Devant un tel cas de figure, il est difficile de ne pas penser à l’analyse par feu l’académicien René Girard du mythe d’Œdipe chez les Grecs, ou de celui de Milomaki chez les Indiens yahunas : les deux personnages légendaires sont persécutés et reconnus coupables par la foule des épidémies qui se manifestent au sein de leurs sociétés. Ils sont en fait considérés comme les étrangers qui ont été à l’origine de la rupture de l’ordre social et sociétal qui prévalait avant.
Depuis le début de la tragédie syrienne, les réfugiés sont à leur tour perçus, par une certaine partie de la population dans les pays d’accueils, comme le fléau à l’origine de tous les malheurs. Inutile de préciser, du reste, que cette angoisse existentielle qui accompagne la crise identitaire face à l’arrivée de l’autre, celui qui ne nous ressemble pas, est aujourd’hui exploitée à fond par certains courants politiques et certains responsables, qui ont fait de la de l’intolérance et de la haine leur fonds de commerce électoral et l’assise de leur discours populiste – y compris au Liban.

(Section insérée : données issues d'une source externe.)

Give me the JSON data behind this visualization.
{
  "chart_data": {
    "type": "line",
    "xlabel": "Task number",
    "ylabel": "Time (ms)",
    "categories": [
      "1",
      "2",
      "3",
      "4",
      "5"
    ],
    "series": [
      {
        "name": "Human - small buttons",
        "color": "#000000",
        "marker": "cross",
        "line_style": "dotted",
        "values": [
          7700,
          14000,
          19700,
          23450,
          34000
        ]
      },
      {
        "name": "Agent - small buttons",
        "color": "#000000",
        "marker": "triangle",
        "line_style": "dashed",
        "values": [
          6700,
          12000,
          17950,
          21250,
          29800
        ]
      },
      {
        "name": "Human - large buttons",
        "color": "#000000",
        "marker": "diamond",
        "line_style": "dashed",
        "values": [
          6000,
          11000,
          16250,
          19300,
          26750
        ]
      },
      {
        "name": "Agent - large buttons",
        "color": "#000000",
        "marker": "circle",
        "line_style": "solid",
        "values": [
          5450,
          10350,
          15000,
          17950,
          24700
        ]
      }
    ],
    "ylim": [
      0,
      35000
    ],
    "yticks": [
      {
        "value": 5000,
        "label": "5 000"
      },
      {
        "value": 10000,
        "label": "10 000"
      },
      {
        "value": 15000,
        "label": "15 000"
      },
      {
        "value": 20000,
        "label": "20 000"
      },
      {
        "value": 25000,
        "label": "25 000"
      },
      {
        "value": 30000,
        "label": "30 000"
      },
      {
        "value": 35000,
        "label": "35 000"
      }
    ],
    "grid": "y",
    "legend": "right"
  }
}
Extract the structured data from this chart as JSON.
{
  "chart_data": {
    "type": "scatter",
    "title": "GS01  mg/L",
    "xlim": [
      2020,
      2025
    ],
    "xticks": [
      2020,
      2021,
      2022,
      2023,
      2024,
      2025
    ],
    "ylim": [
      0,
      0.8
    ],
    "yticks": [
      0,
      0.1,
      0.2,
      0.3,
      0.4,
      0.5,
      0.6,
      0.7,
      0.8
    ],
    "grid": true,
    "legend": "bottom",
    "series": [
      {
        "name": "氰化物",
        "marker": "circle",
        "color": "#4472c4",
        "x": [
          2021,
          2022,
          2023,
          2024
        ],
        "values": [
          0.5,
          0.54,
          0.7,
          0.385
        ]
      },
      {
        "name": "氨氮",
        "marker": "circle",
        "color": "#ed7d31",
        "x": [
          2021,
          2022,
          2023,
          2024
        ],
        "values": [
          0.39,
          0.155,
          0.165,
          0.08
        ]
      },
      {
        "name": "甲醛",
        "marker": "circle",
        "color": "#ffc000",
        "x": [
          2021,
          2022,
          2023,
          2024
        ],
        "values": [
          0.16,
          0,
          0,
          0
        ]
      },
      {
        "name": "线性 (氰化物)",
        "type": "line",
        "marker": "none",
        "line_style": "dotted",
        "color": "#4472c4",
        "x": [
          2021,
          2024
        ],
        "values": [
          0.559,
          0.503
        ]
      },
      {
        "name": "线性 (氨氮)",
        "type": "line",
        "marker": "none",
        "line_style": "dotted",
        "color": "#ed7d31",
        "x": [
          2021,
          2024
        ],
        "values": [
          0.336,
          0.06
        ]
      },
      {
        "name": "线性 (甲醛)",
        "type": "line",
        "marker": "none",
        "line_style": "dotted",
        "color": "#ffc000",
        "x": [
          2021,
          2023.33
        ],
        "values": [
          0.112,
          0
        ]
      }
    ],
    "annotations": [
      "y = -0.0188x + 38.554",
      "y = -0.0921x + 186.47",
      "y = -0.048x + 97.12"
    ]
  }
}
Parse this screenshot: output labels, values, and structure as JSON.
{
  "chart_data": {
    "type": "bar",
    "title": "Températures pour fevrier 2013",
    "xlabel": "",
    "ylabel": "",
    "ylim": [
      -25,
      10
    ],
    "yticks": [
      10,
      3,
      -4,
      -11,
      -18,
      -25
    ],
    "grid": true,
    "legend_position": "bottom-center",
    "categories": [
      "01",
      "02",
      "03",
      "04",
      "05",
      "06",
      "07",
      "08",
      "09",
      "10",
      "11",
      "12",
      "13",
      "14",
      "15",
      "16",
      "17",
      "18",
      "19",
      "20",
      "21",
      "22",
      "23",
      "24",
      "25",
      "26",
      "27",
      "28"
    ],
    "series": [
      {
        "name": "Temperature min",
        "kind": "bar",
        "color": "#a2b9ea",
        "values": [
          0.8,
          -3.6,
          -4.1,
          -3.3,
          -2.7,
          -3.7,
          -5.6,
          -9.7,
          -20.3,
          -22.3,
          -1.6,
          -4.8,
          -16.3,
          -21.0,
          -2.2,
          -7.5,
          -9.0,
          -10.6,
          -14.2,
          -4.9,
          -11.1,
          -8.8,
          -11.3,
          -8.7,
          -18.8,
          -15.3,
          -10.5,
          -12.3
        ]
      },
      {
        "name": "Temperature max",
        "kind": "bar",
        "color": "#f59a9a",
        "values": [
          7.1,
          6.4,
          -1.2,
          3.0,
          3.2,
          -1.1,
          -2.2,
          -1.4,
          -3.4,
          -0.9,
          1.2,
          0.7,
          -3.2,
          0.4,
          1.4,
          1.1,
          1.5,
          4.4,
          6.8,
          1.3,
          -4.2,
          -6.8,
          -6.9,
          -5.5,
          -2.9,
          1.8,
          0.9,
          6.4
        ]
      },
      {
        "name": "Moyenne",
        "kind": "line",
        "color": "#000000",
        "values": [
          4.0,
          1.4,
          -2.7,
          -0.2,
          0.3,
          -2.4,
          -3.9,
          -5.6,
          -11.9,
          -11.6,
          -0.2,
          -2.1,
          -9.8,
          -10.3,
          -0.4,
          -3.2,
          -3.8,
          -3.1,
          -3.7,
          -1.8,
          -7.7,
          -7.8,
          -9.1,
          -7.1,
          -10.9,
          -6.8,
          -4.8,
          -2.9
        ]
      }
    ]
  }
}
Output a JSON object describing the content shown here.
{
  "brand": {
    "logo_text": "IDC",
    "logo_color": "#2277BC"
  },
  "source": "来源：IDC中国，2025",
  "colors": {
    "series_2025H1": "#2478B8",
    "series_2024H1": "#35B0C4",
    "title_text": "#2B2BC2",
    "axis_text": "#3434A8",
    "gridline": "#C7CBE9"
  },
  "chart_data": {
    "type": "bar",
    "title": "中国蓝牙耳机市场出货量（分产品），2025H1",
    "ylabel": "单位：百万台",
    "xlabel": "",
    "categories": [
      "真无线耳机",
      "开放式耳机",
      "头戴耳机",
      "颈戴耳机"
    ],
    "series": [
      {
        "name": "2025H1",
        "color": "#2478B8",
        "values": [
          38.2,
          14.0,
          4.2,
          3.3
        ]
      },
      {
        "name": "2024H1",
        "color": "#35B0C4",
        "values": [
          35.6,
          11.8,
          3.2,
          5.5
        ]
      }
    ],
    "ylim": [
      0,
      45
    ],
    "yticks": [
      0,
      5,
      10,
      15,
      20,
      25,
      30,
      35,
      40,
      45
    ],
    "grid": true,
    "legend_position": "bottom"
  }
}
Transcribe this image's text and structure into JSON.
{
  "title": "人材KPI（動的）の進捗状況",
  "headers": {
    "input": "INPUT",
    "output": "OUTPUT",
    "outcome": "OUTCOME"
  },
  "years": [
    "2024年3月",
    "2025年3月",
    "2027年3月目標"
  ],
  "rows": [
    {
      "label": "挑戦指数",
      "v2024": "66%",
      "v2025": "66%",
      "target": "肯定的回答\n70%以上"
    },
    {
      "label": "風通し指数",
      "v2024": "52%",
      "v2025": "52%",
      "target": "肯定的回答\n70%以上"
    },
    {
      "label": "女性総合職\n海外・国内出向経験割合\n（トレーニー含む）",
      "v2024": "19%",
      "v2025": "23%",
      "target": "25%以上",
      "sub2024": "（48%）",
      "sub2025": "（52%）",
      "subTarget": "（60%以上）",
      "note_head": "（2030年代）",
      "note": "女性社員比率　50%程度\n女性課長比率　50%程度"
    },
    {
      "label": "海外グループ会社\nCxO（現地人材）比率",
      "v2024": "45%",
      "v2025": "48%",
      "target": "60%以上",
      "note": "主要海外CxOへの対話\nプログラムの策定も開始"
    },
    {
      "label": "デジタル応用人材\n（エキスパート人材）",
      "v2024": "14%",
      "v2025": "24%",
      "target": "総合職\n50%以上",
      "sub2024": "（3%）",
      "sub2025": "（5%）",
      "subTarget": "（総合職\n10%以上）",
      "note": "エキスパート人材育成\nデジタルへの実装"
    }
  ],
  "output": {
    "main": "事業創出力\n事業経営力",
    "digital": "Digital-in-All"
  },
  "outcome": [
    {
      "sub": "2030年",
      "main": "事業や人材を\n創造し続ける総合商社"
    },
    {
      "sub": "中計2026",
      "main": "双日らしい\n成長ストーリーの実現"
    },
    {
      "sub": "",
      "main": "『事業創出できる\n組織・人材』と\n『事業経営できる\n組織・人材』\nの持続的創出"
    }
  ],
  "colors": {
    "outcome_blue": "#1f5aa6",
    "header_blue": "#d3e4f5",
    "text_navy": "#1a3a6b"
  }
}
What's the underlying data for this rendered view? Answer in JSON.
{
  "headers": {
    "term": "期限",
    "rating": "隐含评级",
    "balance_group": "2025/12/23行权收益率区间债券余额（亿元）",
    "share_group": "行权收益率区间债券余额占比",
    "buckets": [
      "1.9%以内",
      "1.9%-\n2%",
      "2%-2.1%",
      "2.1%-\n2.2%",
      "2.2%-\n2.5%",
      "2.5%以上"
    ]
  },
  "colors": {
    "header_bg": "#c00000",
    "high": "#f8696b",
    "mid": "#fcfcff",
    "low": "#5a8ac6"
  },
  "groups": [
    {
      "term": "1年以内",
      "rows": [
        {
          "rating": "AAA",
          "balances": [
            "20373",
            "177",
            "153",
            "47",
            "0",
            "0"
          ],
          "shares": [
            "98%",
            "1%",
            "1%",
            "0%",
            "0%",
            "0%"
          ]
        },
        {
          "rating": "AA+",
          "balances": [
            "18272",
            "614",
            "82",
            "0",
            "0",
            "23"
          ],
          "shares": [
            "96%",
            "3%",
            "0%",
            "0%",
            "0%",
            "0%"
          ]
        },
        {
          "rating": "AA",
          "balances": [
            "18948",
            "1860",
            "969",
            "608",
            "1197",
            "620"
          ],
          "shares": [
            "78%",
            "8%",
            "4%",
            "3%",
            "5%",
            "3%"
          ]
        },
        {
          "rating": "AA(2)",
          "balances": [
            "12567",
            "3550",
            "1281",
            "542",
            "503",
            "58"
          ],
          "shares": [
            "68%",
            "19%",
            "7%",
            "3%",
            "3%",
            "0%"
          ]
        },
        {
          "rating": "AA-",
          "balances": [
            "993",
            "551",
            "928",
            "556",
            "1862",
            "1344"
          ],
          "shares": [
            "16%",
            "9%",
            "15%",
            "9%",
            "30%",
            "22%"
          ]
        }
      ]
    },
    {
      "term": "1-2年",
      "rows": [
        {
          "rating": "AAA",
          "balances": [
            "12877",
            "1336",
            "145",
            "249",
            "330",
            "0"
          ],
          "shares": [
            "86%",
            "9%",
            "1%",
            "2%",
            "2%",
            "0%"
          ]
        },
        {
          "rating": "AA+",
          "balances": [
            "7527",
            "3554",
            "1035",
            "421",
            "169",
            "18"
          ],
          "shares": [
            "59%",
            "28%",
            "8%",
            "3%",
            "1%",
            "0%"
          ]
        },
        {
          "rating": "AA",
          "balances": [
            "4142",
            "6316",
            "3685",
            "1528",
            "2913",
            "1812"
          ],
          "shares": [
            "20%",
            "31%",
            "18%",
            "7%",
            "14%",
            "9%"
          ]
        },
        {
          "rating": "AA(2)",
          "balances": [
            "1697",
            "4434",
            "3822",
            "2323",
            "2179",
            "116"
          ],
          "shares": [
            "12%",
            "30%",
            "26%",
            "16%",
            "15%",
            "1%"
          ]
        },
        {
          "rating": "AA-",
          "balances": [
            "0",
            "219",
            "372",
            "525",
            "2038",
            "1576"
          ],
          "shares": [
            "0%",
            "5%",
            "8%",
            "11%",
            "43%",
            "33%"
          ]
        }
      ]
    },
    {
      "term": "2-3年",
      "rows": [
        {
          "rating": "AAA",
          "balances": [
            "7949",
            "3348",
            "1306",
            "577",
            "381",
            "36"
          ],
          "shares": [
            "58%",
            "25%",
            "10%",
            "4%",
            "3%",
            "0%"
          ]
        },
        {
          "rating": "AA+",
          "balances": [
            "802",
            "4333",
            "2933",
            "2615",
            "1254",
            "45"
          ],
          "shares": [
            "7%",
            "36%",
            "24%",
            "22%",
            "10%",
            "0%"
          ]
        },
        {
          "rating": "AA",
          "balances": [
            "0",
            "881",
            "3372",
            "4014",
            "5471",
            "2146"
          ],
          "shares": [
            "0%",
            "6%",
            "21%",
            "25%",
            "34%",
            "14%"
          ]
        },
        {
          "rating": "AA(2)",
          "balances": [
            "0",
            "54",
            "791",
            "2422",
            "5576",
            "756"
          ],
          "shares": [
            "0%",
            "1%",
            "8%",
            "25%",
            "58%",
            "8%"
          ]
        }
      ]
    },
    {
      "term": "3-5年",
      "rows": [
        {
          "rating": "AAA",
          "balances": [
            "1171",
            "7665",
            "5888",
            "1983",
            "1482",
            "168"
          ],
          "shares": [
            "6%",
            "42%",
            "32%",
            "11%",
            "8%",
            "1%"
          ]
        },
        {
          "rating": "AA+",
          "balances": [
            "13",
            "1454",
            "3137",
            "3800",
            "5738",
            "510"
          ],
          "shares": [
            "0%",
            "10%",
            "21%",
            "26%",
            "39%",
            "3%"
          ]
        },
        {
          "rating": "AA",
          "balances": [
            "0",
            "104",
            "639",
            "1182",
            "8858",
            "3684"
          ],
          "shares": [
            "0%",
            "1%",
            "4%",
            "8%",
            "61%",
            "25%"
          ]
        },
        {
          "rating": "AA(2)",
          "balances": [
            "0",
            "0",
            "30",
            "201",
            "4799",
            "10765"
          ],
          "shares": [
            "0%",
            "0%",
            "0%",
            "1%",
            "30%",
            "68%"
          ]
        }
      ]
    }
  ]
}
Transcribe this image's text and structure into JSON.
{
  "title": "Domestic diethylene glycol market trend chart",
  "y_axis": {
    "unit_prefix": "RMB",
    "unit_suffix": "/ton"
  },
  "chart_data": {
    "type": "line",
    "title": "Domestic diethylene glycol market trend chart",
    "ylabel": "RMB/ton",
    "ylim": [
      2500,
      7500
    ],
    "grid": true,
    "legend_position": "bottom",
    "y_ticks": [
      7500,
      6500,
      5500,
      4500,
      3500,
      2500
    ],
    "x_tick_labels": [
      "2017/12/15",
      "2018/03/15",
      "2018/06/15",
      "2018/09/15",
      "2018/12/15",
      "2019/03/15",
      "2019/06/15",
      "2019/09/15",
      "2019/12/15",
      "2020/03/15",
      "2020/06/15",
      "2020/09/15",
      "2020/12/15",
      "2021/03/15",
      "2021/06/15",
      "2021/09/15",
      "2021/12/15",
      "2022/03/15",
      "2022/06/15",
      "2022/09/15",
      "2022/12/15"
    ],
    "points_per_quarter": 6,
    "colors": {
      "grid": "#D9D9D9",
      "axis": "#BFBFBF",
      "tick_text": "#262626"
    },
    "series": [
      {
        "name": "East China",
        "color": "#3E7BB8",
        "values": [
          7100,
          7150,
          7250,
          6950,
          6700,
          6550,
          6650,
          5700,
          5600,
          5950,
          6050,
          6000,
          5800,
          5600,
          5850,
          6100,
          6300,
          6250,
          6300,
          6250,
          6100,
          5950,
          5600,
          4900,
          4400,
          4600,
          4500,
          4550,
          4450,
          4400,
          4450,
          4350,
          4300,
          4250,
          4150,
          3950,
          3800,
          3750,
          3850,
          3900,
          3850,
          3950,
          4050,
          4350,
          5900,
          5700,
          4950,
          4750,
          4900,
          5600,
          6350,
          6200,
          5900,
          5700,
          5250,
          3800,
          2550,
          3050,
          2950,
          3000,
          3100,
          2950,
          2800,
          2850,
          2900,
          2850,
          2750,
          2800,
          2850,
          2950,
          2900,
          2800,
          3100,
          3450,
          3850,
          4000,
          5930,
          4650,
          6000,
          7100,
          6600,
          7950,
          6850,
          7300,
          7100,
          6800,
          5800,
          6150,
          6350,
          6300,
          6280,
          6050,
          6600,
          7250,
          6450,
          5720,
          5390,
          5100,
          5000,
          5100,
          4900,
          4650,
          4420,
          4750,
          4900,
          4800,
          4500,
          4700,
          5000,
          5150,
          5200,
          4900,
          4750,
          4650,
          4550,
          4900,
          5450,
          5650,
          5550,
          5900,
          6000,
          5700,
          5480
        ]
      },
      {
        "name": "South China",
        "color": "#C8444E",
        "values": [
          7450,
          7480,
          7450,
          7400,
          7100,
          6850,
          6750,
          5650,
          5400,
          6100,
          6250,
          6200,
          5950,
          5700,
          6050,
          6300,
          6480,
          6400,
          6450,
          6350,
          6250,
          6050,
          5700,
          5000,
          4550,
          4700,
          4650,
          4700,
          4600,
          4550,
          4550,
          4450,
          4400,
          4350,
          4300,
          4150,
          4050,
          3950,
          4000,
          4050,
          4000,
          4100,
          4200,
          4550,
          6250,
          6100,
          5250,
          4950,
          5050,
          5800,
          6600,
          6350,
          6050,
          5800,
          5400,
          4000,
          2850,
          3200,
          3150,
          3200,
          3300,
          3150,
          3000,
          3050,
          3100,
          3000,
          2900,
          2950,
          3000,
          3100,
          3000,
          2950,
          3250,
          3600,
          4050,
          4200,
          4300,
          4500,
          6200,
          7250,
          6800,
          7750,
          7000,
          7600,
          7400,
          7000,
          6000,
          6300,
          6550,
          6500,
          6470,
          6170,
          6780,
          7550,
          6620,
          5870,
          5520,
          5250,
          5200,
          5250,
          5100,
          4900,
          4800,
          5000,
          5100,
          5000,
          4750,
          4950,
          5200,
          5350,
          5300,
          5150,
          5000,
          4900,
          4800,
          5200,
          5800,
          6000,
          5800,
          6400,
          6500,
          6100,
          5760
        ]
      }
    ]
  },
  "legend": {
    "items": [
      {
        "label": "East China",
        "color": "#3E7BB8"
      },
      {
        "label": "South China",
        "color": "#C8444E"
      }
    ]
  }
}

Jamais en effet le retour aux instincts primaires n’aura été si fort, si bien que c’est l’ensemble de la planète qui est en proie à d’effroyables convulsions identitaires. La récente polémique sur le burkini en France cristallise d’ailleurs cet effarement, mêlé de craintes et de tremblements, face à la boîte de Pandore identitaire déclenchée notamment par la crise syrienne et l’exode massif des réfugiés vers l’Europe. Le monde se trouve plongé dans une crise profonde et essentielle de repères. La progression vers l’universalité des droits de l’homme, construction édifiée sur les ruines du monde post-1945 et en marche depuis la deuxième moitié du XXe siècle, n’a jamais été aussi fragilisée qu’avec l’impuissance de la communauté internationale à mettre fin à la violence qui ravage le territoire syrien.
Cet abcès de fixation, où s’affrontent les extrêmes, n’en est donc plus un. La violence et l’extrémisme sont désormais diffus. Les tumeurs nées en Syrie, et reproduites dans la région, provoquent désormais une réaction mimétique de montée aux extrêmes, autre nom de la crise identitaire, dans le monde entier.
La globalisation est en train d'agoniser sous nos yeux, dans d'atroces et de sanglantes convulsions. Ladite "fin de l'Histoire", prédite avec optimisme par Fukuyama avec la fin de la bipolarité au début de la décennie 90, est en train de vivre la fin de son histoire. Le monde est à réinventer. Certes.
Mais, de grâce, épargnons les réfugiés syriens, qui sont innocents. Ce n’est pas si l’unanimité au sein de la société est menacée et l’unité fissurée, qu’elles se referont nécessairement sur le dos de victimes propitiatoires. Car c’est, à n’en point douter, paver la voie à de nouvelles tragédies que l’on pensait englouties avec le siècle dernier.